Lemonade Mouth by Mark Peter Hughes
Reviewed by Savanah Baugh
Genre: Young Adult Fiction
Published on March 13, 2007, by Dell Publishing
ASTAL RI Book of the Year
Bank Street College of Education Best Children’s Book of the Year (Outstanding Merit)
RI Teen Book Award (nominated)
Boston Authors Club Award (finalist)
Top 10 BookSense Pick
A Richie’s Pick
2010 Sequoyah Master List (High School Category) by the Oklahoma Library Association
When I was nine, I sat down with my sister to watch the newest Disney Channel Original Movie. It starred Teddy from “Good Luck Charlie,” Velma from “Scooby-Doo,” and that one guy from “Zeke and Luther,” which was why we were so excited to watch it. That movie was Lemonade Mouth. Roughly an hour and forty minutes after the movie had begun, we had fallen in love with its diverse and likeable characters, fun and catchy music, and unique and encouraging story. From that moment on, we were both obsessed. You can imagine my joy when five years later, I found out was based on a book that was even better.
Lemonade Mouth follows the story of five high school freshmen- Olivia Whitehead, Wendel “Wen” Gifford, Stella Penn, Charlie Hirsch, and Mohini “Mo” Banerjee -who meet in detention and end up forming a band to help each other, as well as themselves, overcome the struggles of high school and their own lives.
Although I had seen the Disney Channel movie version of the story first, the movie had followed its source material so loosely that the book itself often had me questioning where the story was going to go next. I often sympathized, and even empathized, with the struggles of the characters and felt happy for them when they received their own little version of a “happy ending”.
When I finished the book, I felt as though I’d had an increase in my self confidence.

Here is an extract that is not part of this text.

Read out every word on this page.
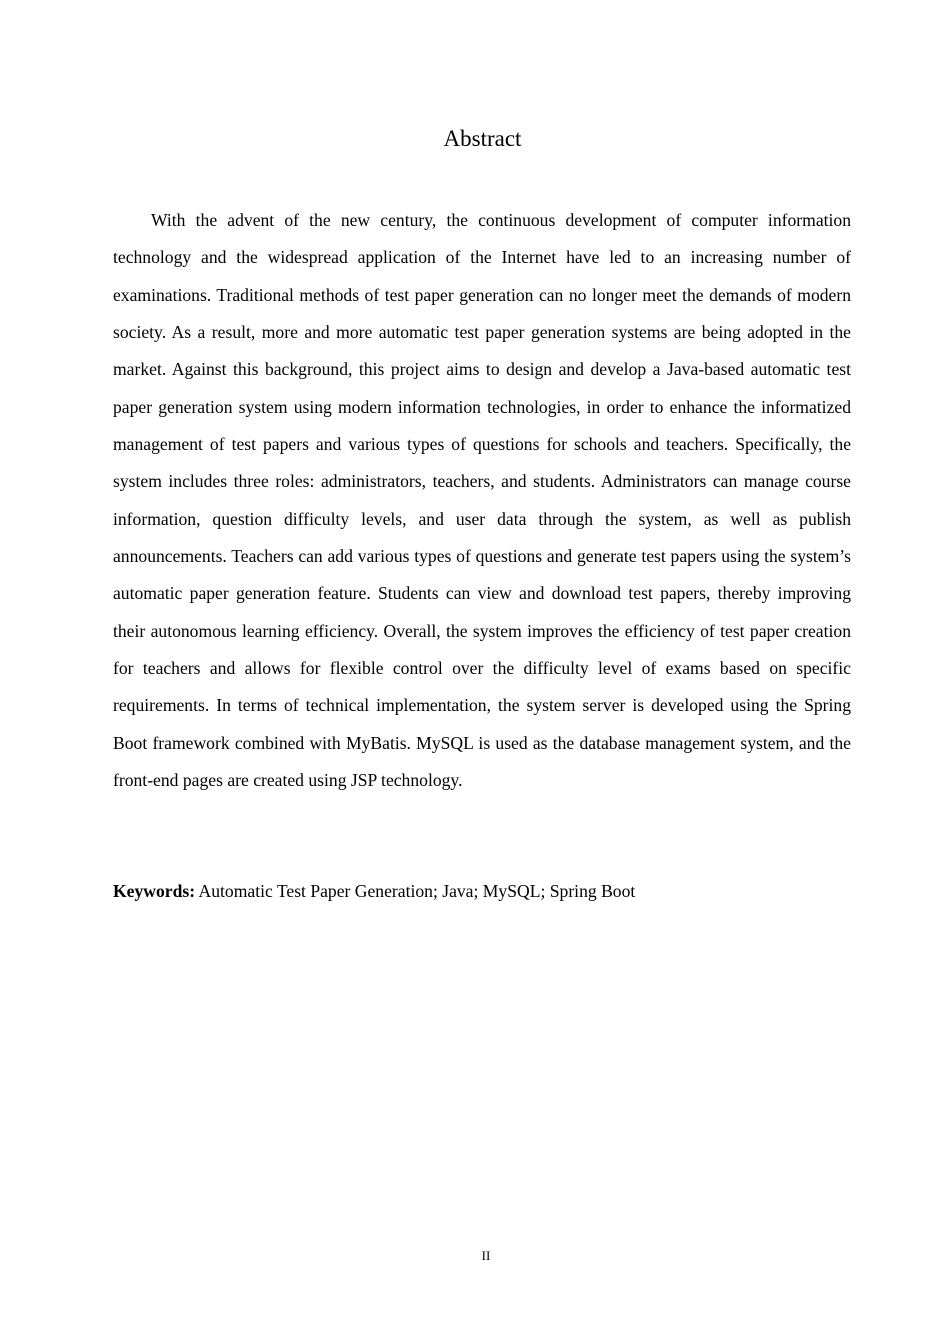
Abstract

With the advent of the new century, the continuous development of computer information technology and the widespread application of the Internet have led to an increasing number of examinations. Traditional methods of test paper generation can no longer meet the demands of modern society. As a result, more and more automatic test paper generation systems are being adopted in the market. Against this background, this project aims to design and develop a Java-based automatic test paper generation system using modern information technologies, in order to enhance the informatized management of test papers and various types of questions for schools and teachers. Specifically, the system includes three roles: administrators, teachers, and students. Administrators can manage course information, question difficulty levels, and user data through the system, as well as publish announcements. Teachers can add various types of questions and generate test papers using the system’s automatic paper generation feature. Students can view and download test papers, thereby improving their autonomous learning efficiency. Overall, the system improves the efficiency of test paper creation for teachers and allows for flexible control over the difficulty level of exams based on specific requirements. In terms of technical implementation, the system server is developed using the Spring Boot framework combined with MyBatis. MySQL is used as the database management system, and the front-end pages are created using JSP technology.

Keywords: Automatic Test Paper Generation; Java; MySQL; Spring Boot

II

After reading about such relatable characters overcome their struggles and feel confident in themselves, I was starting to feel the same way about myself. The book discusses several topics, but the most impactful one for me was the topic of death and grief, which go hand-in-hand. It taught me to be thankful for the life I was given and to embrace it.
I found this book to be very unique and memorable. It teaches a lesson about being yourself and overcoming life’s obstacles, which has really been done to death, but the book teaches these lessons in its own unique way. It also touches on serious topics, such as grief and feeling like an outsider, but it is still well-balanced with the book’s positive message, which is exactly why I would recommend it.

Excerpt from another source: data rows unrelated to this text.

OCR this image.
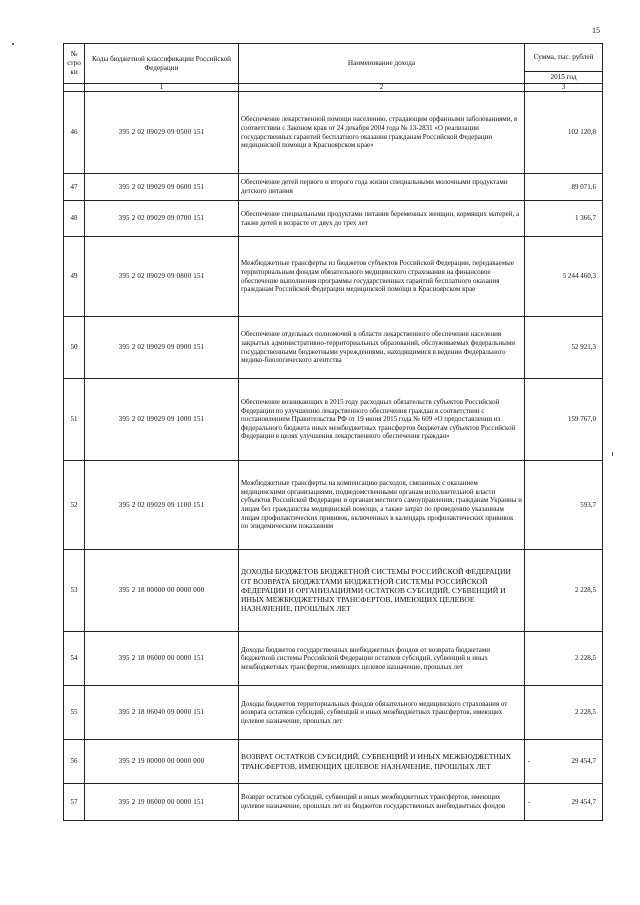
15
№ стро ки	Коды бюджетной классификации Российской Федерации	Наименование дохода	Сумма, тыс. рублей
			2015 год
	1	2	3
46	395 2 02 09029 09 0500 151	Обеспечение лекарственной помощи населению, страдающим орфанными заболеваниями, в соответствии с Законом края от 24 декабря 2004 года № 13-2831 «О реализации государственных гарантий бесплатного оказания гражданам Российской Федерации медицинской помощи в Красноярском крае»	102 120,8
47	395 2 02 09029 09 0600 151	Обеспечение детей первого и второго года жизни специальными молочными продуктами детского питания	89 071,6
48	395 2 02 09029 09 0700 151	Обеспечение специальными продуктами питания беременных женщин, кормящих матерей, а также детей в возрасте от двух до трех лет	1 366,7
49	395 2 02 09029 09 0800 151	Межбюджетные трансферты из бюджетов субъектов Российской Федерации, передаваемые территориальным фондам обязательного медицинского страхования на финансовое обеспечение выполнения программы государственных гарантий бесплатного оказания гражданам Российской Федерации медицинской помощи в Красноярском крае	5 244 460,3
50	395 2 02 09029 09 0900 151	Обеспечение отдельных полномочий в области лекарственного обеспечения населения закрытых административно-территориальных образований, обслуживаемых федеральными государственными бюджетными учреждениями, находящимися в ведении Федерального медико-биологического агентства	52 921,3
51	395 2 02 09029 09 1000 151	Обеспечение возникающих в 2015 году расходных обязательств субъектов Российской Федерации по улучшению лекарственного обеспечения граждан в соответствии с постановлением Правительства РФ от 19 июня 2015 года № 609 «О предоставлении из федерального бюджета иных межбюджетных трансфертов бюджетам субъектов Российской Федерации в целях улучшения лекарственного обеспечения граждан»	159 767,0
52	395 2 02 09029 09 1100 151	Межбюджетные трансферты на компенсацию расходов, связанных с оказанием медицинскими организациями, подведомственными органам исполнительной власти субъектов Российской Федерации и органам местного самоуправления, гражданам Украины и лицам без гражданства медицинской помощи, а также затрат по проведению указанным лицам профилактических прививок, включенных в календарь профилактических прививок по эпидемическим показаниям	593,7
53	395 2 18 00000 00 0000 000	ДОХОДЫ БЮДЖЕТОВ БЮДЖЕТНОЙ СИСТЕМЫ РОССИЙСКОЙ ФЕДЕРАЦИИ ОТ ВОЗВРАТА БЮДЖЕТАМИ БЮДЖЕТНОЙ СИСТЕМЫ РОССИЙСКОЙ ФЕДЕРАЦИИ И ОРГАНИЗАЦИЯМИ ОСТАТКОВ СУБСИДИЙ, СУБВЕНЦИЙ И ИНЫХ МЕЖБЮДЖЕТНЫХ ТРАНСФЕРТОВ, ИМЕЮЩИХ ЦЕЛЕВОЕ НАЗНАЧЕНИЕ, ПРОШЛЫХ ЛЕТ	2 228,5
54	395 2 18 06000 00 0000 151	Доходы бюджетов государственных внебюджетных фондов от возврата бюджетами бюджетной системы Российской Федерации остатков субсидий, субвенций и иных межбюджетных трансфертов, имеющих целевое назначение, прошлых лет	2 228,5
55	395 2 18 06040 09 0000 151	Доходы бюджетов территориальных фондов обязательного медицинского страхования от возврата остатков субсидий, субвенций и иных межбюджетных трансфертов, имеющих целевое назначение, прошлых лет	2 228,5
56	395 2 19 00000 00 0000 000	ВОЗВРАТ ОСТАТКОВ СУБСИДИЙ, СУБВЕНЦИЙ И ИНЫХ МЕЖБЮДЖЕТНЫХ ТРАНСФЕРТОВ, ИМЕЮЩИХ ЦЕЛЕВОЕ НАЗНАЧЕНИЕ, ПРОШЛЫХ ЛЕТ	- 29 454,7
57	395 2 19 06000 00 0000 151	Возврат остатков субсидий, субвенций и иных межбюджетных трансфертов, имеющих целевое назначение, прошлых лет из бюджетов государственных внебюджетных фондов	- 29 454,7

While reading the book, I had only two problems- one minor, and one major. The only minor problem I had was the band’s unconvincing ability to create music using anything, even the combination of a rubber band and tapping on a desk. The only major problem I had was when Wen, one of Lemonade Mouth’s five band members, talked about his inner struggle to accept his dad’s young new girlfriend, Sydney, a gorgeous twenty-eight year old graphic designer, due to Wen’s larger than life crush on her, which could get a bit inappropriate at times.
One of the many subjects the book touches upon is bullying. Most books that talk about this subject talk about the main protagonist’s struggle against the bully, not to mention their internal struggle. In this book, however, the characters push through that struggle and even use a nickname a bully gave them- Lemonade Mouth -as their band name, which shows the reader that, even in a negative situation, there can be a positive outcome.
Lemonade Mouth did an excellent job achieving its goal by including characters that were relatable and likeable, which helped with the impact of its lesson. I believe that the reason why I found the characters to be so relatable is because of personal experiences that I have had that helped me relate to this book, such as grieving over the loss of loved ones, feeling pressured to be perfect, and feeling like an outcast for being different from everyone else. The book’s ending suggests that the five friends could end up pursuing a career with their new band, which they do attempt in the book’s sequel, which also seemed to be the only thing that felt left out. If you are struggling, or have struggled, with self esteem, then this book has the perfect, encouraging story for you.